The inhabitants are known for, and take pride in their crafts mainly weaving and painting traditions. The town has several master artists who all work in oil on canvas in the genre of Arte Naif. The weavers are known for their use of natural dyes derived from the plants found around the lake. Weaving of reed mats (potatoes) is another art form practiced by the artisans of San Juan. The town offers a tranquil setting without the bothersome hawkers that you find in Santiago and Panajachel.
There are several weaving cooperatives in San Juan representing women. They specialize in creating cotton and bamboo yarns which they spin and dye with naturals dyes including beets, carrots, lobelia, bougainvillea, walnut, etc. which they set with a solution made from the bark and stem of the banana plant. The women use the traditional back strap looms in their homes and then construct their weavings into bags, skirts and other traditional clothing.
At the first woman’s cooperative we visited near the Hotel Maya San Juan, we were given a demonstration on how the cotton is prepared for spinning, how it is spun and dyed and how the looms are prepared for weaving. Cooperative Weaving Women Keiji Chiji is the only coop that spins their own yarns and all or their products are made with 100% natural cotton that the women of the coop grow themselves. All of their dyes are natural using age old techniques passed down from mother to daughter. There are other associations in town that do their own dying and weaving.
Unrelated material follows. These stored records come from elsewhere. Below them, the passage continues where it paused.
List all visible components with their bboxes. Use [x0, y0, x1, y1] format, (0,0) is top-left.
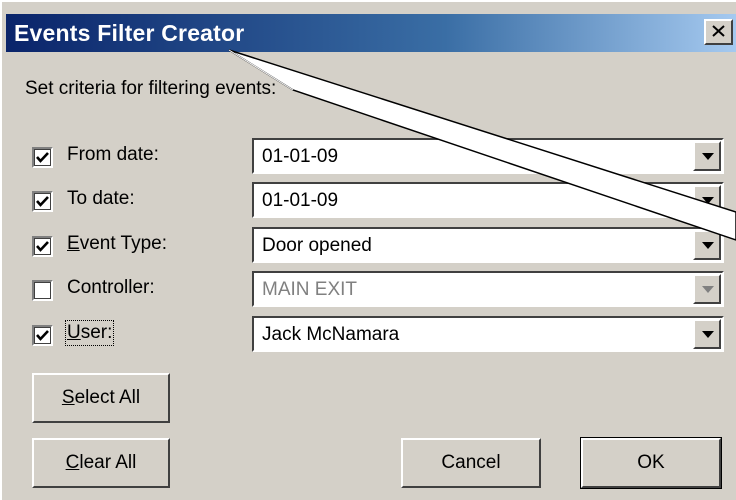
- check-icon: [36, 196, 49, 207]
- chevron-down-icon: [702, 242, 714, 249]
- clear-all-button[interactable]: Clear All: [32, 438, 170, 488]
- to-date-value: 01-01-09: [262, 190, 339, 211]
- chevron-down-icon: [702, 153, 714, 160]
- event-type-label[interactable]: Event Type:: [67, 233, 167, 255]
- cancel-button[interactable]: Cancel: [401, 438, 541, 488]
- controller-checkbox[interactable]: [32, 280, 53, 301]
- select-all-mnemonic: S: [61, 387, 75, 408]
- event-type-mnemonic: E: [67, 233, 80, 254]
- from-date-dropdown-button[interactable]: [693, 141, 721, 171]
- to-date-checkbox[interactable]: [32, 191, 53, 212]
- event-type-dropdown-button[interactable]: [693, 230, 721, 260]
- from-date-checkbox[interactable]: [32, 147, 53, 168]
- check-icon: [36, 330, 49, 341]
- from-date-combo[interactable]: 01-01-09: [252, 138, 724, 174]
- select-all-label: elect All: [74, 387, 141, 408]
- clear-all-label: lear All: [79, 452, 137, 473]
- to-date-label[interactable]: To date:: [67, 188, 135, 210]
- from-date-value: 01-01-09: [262, 146, 339, 167]
- user-checkbox[interactable]: [32, 325, 53, 346]
- chevron-down-icon: [702, 286, 714, 293]
- user-dropdown-button[interactable]: [693, 319, 721, 349]
- chevron-down-icon: [702, 197, 714, 204]
- controller-value: MAIN EXIT: [262, 279, 358, 300]
- instructions-text: Set criteria for filtering events:: [25, 78, 277, 99]
- event-type-checkbox[interactable]: [32, 236, 53, 257]
- controller-combo[interactable]: MAIN EXIT: [252, 271, 724, 307]
- event-type-combo[interactable]: Door opened: [252, 227, 724, 263]
- dialog-window: Events Filter Creator Set criteria for f…: [0, 0, 736, 500]
- check-icon: [36, 152, 49, 163]
- select-all-button[interactable]: Select All: [32, 373, 170, 423]
- clear-all-mnemonic: C: [65, 452, 80, 473]
- check-icon: [36, 241, 49, 252]
- title-bar[interactable]: Events Filter Creator: [6, 14, 736, 52]
- event-type-label-rest: vent Type:: [79, 233, 168, 254]
- user-label-rest: ser:: [80, 322, 113, 343]
- window-title: Events Filter Creator: [14, 20, 245, 46]
- user-label[interactable]: User:: [64, 320, 115, 346]
- user-value: Jack McNamara: [262, 324, 400, 345]
- close-icon: [712, 25, 725, 37]
- controller-label[interactable]: Controller:: [67, 277, 155, 299]
- event-type-value: Door opened: [262, 235, 372, 256]
- user-combo[interactable]: Jack McNamara: [252, 316, 724, 352]
- close-button[interactable]: [704, 19, 733, 45]
- to-date-combo[interactable]: 01-01-09: [252, 182, 724, 218]
- user-mnemonic: U: [67, 322, 81, 343]
- to-date-dropdown-button[interactable]: [693, 185, 721, 215]
- ok-button[interactable]: OK: [580, 437, 722, 489]
- from-date-label[interactable]: From date:: [67, 144, 159, 166]
- chevron-down-icon: [702, 331, 714, 338]
- controller-dropdown-button[interactable]: [693, 274, 721, 304]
After visiting the cooperative we ate lunch at the Hotel Maya San Juan. Upon leaving the hotel we met Wilfred Alvarado a local Tuk Tuk driver who became our guide and driver for the rest of our stay in Guatemala. Wilfredo’s english was very good and he was very knowledgeable about the area. He took us to Galeria de Arte “Xokomeel”, that represented several painters including Antonio Coche Mendoza and Angelina Quie Ixtamer. Here I bought a painting in an abstract style depicting a woman weaving. There was also a woman painting using one of the techniques found in the paintings around the lake, “bird’s eye view” (painted from an above perspective), and “mouse view” painted looking up from the ground. We then visited another gallery including the artist Felipe Uijson Mendoza who painted portraits using a pallet knife that looked similar to Van Gog’s style. There were several other artist represented in the gallery. Wilfred then took us to a second woman’s weaving cooperative that represented about 45 women.
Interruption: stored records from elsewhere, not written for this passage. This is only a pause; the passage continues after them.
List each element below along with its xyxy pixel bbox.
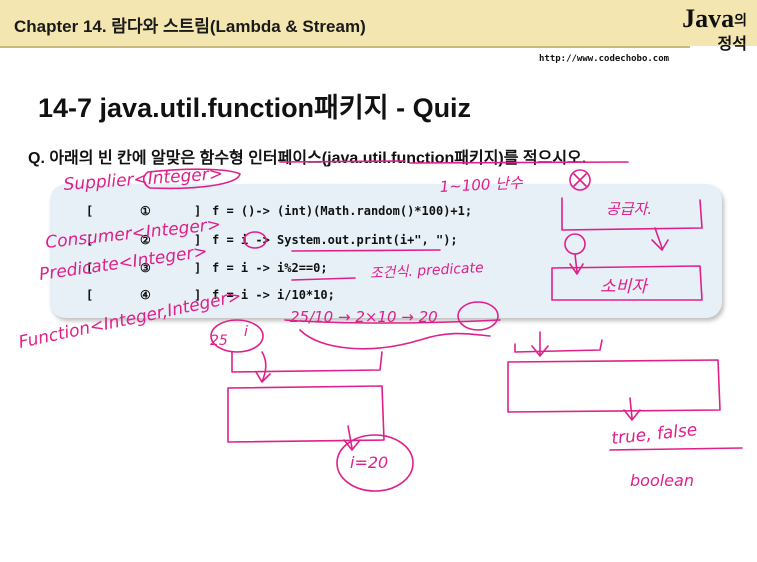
hw-result: i=20 (350, 453, 388, 472)
code-row: [ ① ] f = ()-> (int)(Math.random()*100)+… (50, 204, 472, 226)
site-url: http://www.codechobo.com (539, 54, 670, 64)
bracket-open: [ (86, 233, 94, 247)
hw-input-25: 25 (210, 333, 228, 349)
arrow-to-boolean (623, 397, 641, 421)
arrow-down-left (255, 351, 271, 383)
bracket-open: [ (86, 261, 94, 275)
bracket-open: [ (86, 204, 94, 218)
box-left-body (227, 385, 385, 443)
circle-25 (210, 319, 264, 353)
hw-true-false: true, false (610, 420, 698, 449)
hw-boolean: boolean (630, 471, 694, 490)
code-row: [ ③ ] f = i -> i%2==0; (50, 261, 328, 283)
blank-number: ③ (140, 261, 151, 275)
circle-result (336, 434, 414, 492)
bracket-close: ] (194, 288, 202, 302)
underline-true-false (609, 447, 743, 451)
header-divider (0, 46, 690, 48)
code-line: f = i -> i%2==0; (212, 261, 328, 275)
code-line: f = i -> System.out.print(i+", "); (212, 233, 458, 247)
code-box: [ ① ] f = ()-> (int)(Math.random()*100)+… (50, 184, 722, 318)
logo-jeongseok-text: 정석 (717, 36, 747, 53)
bracket-close: ] (194, 233, 202, 247)
slide-title: 14-7 java.util.function패키지 - Quiz (38, 93, 472, 123)
logo-ui-text: 의 (734, 12, 747, 28)
code-row: [ ② ] f = i -> System.out.print(i+", "); (50, 233, 458, 255)
box-right-lower (507, 359, 721, 413)
underline-expression (284, 319, 501, 324)
bracket-close: ] (194, 261, 202, 275)
code-line: f = i -> i/10*10; (212, 288, 335, 302)
loop-arrow (299, 329, 491, 350)
bracket-close: ] (194, 204, 202, 218)
blank-number: ② (140, 233, 151, 247)
bracket-open: [ (86, 288, 94, 302)
code-row: [ ④ ] f = i -> i/10*10; (50, 288, 335, 310)
box-left-top (231, 351, 383, 373)
hw-input-i: i (244, 324, 248, 340)
arrow-to-result (343, 425, 361, 451)
arrow-right-lower (531, 331, 549, 357)
blank-number: ④ (140, 288, 151, 302)
blank-number: ① (140, 204, 151, 218)
chapter-title: Chapter 14. 람다와 스트림(Lambda & Stream) (14, 17, 366, 36)
box-right-lower-top (514, 339, 603, 353)
code-line: f = ()-> (int)(Math.random()*100)+1; (212, 204, 473, 218)
quiz-question: Q. 아래의 빈 칸에 알맞은 함수형 인터페이스(java.util.func… (28, 150, 587, 167)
Our next stop was a visit to a small shrine or cofradia dedicated to San Simon and his alter ego Maximon known to the Mayans as Rilaj Maan. The deity is revered throughout the Highlands, a combination of Maya God, Pedro de Alvarado (the Spanish Conquistador) and the biblical Judas. The shrine contains not only the statues of Maximon and San Simon but the statues of Christ and the Virgin along with candles and offering box. The various villages around the Highlands have their own interpretations of these deities and their own statues honoring them. Confradias is a concept created in the Middle Ages in Europe and imported by the Spanish when then arrived in Central America. A Confradia is a lay brotherhood that is invested with the well being of the local cathedral or church. The local Confradia’s carry out cult activities and church maintenance functions and create a degree of indigenous empowerment within the parish community.
Wilfred took us next to see the Church of St John the Babtist, which is being rebuilt and only the facade of the original church has survived and the new structure is being built directly behind this facade. After visiting the church we visited the open air market next door (where Wilfred’s mother was selling tomatoes) and then to the Guatemala Highlands version of a Super Market called Super Quik. The store carries food, plumbing supplies, housewares, gift wrap, cooking pots and other general items. Although the store carries lots of items they are hard to find as the lighting is very poor. After picking up a few items we returned to Pasaj.cap where Wilfred helped carry our bags down to our flat. We visited San Juan several times buying paintings and several weavings.